Likewise, the following extensions do not increase the power of Turing
Machines.

* Limit the tape to be infinite in only one direction

  Our first example actually demonstrates that some limitations do not
  make a difference.
  Many textbooks on formal languages present the basic Turing Machine
  as having a tape that is infinite in only one direction.
  The folling diagram shows that we can easily simulate a tape
  infinite in two directions with a one-direction infinite tape.

  .. inlineav:: TuringExt1CON dgm
     :links: AV/SeniorAlgAnal/TuringExt1CON.css
     :scripts: AV/SeniorAlgAnal/TuringExt1CON.js
     :align: center

  The idea is to just bend the 2-way infinite tape in the middle, and
  store both directions of the tape into a single cell.
  This requires a greatly expanded alphabet, because we now need to be
  able to represent any combination of two characters.
  This will need more states, and probably more time.
  But it does not allow anything new in terms of capability.

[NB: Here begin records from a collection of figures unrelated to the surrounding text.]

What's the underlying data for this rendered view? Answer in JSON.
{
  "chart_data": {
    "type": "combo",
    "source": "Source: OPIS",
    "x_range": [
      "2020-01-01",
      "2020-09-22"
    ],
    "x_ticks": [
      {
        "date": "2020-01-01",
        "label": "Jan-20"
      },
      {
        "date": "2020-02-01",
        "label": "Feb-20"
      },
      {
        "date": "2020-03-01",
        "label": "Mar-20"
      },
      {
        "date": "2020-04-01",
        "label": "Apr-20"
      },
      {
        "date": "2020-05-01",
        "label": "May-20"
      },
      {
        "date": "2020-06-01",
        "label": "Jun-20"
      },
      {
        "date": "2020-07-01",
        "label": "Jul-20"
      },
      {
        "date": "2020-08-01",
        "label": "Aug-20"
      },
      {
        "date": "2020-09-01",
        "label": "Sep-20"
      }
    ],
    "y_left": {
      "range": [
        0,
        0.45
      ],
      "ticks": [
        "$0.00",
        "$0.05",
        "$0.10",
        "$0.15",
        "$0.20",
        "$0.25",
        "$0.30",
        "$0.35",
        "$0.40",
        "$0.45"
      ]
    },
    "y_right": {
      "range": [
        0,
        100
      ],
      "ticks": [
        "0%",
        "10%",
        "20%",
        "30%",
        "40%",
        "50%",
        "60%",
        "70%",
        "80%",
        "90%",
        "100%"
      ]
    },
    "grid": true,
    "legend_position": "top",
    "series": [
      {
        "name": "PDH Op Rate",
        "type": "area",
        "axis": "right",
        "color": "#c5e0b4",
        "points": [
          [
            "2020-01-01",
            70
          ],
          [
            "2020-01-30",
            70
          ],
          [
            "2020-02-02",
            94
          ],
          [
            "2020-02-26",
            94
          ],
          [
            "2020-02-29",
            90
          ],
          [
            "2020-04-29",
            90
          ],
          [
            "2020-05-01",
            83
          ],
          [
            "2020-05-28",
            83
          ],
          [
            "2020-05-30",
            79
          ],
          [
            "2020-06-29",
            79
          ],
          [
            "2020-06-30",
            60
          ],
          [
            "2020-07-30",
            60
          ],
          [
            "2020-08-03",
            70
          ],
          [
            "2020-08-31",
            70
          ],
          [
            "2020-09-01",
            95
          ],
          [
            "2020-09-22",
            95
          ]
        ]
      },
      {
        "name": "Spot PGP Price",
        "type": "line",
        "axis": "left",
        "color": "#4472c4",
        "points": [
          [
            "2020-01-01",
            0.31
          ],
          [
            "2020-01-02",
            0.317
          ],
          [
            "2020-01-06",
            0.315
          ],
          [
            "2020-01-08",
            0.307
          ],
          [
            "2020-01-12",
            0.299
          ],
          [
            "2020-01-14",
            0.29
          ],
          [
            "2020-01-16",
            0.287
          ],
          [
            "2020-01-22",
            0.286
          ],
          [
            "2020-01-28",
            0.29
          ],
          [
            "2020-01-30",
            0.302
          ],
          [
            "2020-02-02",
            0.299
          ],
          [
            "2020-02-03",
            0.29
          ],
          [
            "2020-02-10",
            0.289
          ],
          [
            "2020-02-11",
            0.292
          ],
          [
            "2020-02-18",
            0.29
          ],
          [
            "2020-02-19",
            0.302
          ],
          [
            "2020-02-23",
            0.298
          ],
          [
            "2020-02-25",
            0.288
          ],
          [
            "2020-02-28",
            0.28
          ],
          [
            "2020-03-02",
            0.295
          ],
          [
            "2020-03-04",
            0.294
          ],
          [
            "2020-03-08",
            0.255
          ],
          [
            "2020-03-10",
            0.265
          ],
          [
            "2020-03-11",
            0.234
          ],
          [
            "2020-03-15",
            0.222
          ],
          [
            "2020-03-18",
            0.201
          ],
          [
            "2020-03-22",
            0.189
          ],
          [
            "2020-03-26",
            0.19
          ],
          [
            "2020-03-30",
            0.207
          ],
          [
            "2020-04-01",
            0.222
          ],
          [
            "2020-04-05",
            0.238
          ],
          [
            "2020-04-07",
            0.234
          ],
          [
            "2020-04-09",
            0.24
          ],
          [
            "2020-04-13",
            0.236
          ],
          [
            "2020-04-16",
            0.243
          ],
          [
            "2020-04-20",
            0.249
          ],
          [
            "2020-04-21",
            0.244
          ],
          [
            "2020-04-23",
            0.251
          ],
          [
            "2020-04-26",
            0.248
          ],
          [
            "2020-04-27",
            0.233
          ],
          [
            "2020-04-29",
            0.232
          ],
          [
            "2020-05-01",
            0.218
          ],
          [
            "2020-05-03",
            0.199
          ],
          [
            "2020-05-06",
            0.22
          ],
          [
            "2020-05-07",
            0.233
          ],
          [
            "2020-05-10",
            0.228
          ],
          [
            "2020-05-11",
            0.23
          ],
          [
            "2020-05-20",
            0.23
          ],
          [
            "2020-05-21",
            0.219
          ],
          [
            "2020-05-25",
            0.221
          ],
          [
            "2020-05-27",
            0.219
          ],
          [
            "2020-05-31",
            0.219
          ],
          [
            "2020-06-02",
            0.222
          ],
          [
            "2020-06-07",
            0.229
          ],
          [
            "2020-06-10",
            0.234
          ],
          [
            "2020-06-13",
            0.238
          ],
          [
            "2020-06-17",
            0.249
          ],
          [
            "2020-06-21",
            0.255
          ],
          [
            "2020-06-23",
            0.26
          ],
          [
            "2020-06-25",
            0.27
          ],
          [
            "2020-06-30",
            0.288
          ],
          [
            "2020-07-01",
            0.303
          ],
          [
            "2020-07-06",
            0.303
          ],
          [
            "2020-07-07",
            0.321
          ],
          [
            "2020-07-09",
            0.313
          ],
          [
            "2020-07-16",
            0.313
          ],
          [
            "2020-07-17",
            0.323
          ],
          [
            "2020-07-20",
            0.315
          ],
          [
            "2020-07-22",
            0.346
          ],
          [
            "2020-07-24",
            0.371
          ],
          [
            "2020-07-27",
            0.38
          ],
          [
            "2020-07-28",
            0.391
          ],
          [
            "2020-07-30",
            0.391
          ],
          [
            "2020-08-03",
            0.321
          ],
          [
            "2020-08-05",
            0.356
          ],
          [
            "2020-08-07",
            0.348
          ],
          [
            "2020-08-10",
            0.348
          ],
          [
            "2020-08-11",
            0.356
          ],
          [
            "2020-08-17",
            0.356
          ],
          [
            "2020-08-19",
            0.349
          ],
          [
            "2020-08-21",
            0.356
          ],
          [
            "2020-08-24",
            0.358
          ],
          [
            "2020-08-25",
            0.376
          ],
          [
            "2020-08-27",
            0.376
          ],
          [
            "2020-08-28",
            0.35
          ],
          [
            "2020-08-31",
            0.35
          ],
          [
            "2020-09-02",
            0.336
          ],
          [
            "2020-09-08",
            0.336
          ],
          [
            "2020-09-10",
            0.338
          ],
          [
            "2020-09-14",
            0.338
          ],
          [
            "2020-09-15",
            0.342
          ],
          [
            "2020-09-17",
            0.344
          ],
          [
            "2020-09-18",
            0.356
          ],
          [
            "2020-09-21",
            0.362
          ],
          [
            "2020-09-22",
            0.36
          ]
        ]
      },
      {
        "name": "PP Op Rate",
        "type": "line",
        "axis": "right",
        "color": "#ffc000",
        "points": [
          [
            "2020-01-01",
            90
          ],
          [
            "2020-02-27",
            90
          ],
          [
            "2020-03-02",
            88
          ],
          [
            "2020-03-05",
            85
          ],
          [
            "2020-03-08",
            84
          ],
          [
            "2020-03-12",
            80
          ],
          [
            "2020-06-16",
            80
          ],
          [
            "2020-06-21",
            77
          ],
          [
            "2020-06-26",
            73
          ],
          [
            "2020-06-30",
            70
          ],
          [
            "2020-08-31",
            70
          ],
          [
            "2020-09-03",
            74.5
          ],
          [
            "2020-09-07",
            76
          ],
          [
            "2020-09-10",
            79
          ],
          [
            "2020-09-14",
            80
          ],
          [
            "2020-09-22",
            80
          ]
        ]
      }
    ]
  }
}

* Multiple tapes (each with its own head)

  Again, we can simulate this with encoding multiple symbols into a
  single table cell.
  For example, to simulate two tapes (each with a head), we encode in
  each cell the corresponding two symbols, and two binary markers to
  indicate if the tape head is currently in the corresponding cell of
  the two tapes.

  .. inlineav:: TuringExt2CON dgm
     :links: AV/SeniorAlgAnal/TuringExt2CON.css
     :scripts: AV/SeniorAlgAnal/TuringExt2CON.js
     :align: center

* Multiple heads on one tape

  This is easier than encoding multiple tapes.
  We merely encode the heads onto the tape, and simulate moving them
  around.

* A two-dimensional "tape"

  All that we need to do is find a mapping from 2D to 1D, which is
  fairly easy.
  One approach is to work in diagonals, in the order (0, 0), (0, 1),
  (1, 0), (0, 2), (1, 1), (2, 0), and so on.

  .. inlineav:: TuringExt3CON dgm
     :links: AV/SeniorAlgAnal/TuringExt3CON.css
     :scripts: AV/SeniorAlgAnal/TuringExt3CON.js
     :align: center

* Non-determinism

  We can simulate non-deterministic behavior in sequence, doing all
  length 1 computations, then length 2, etc., until we reach a halt
  state for one of the non-deterministic choices.
  So we see that while non-determinism can save a lot of time, it does
  not change what can (eventually) be done.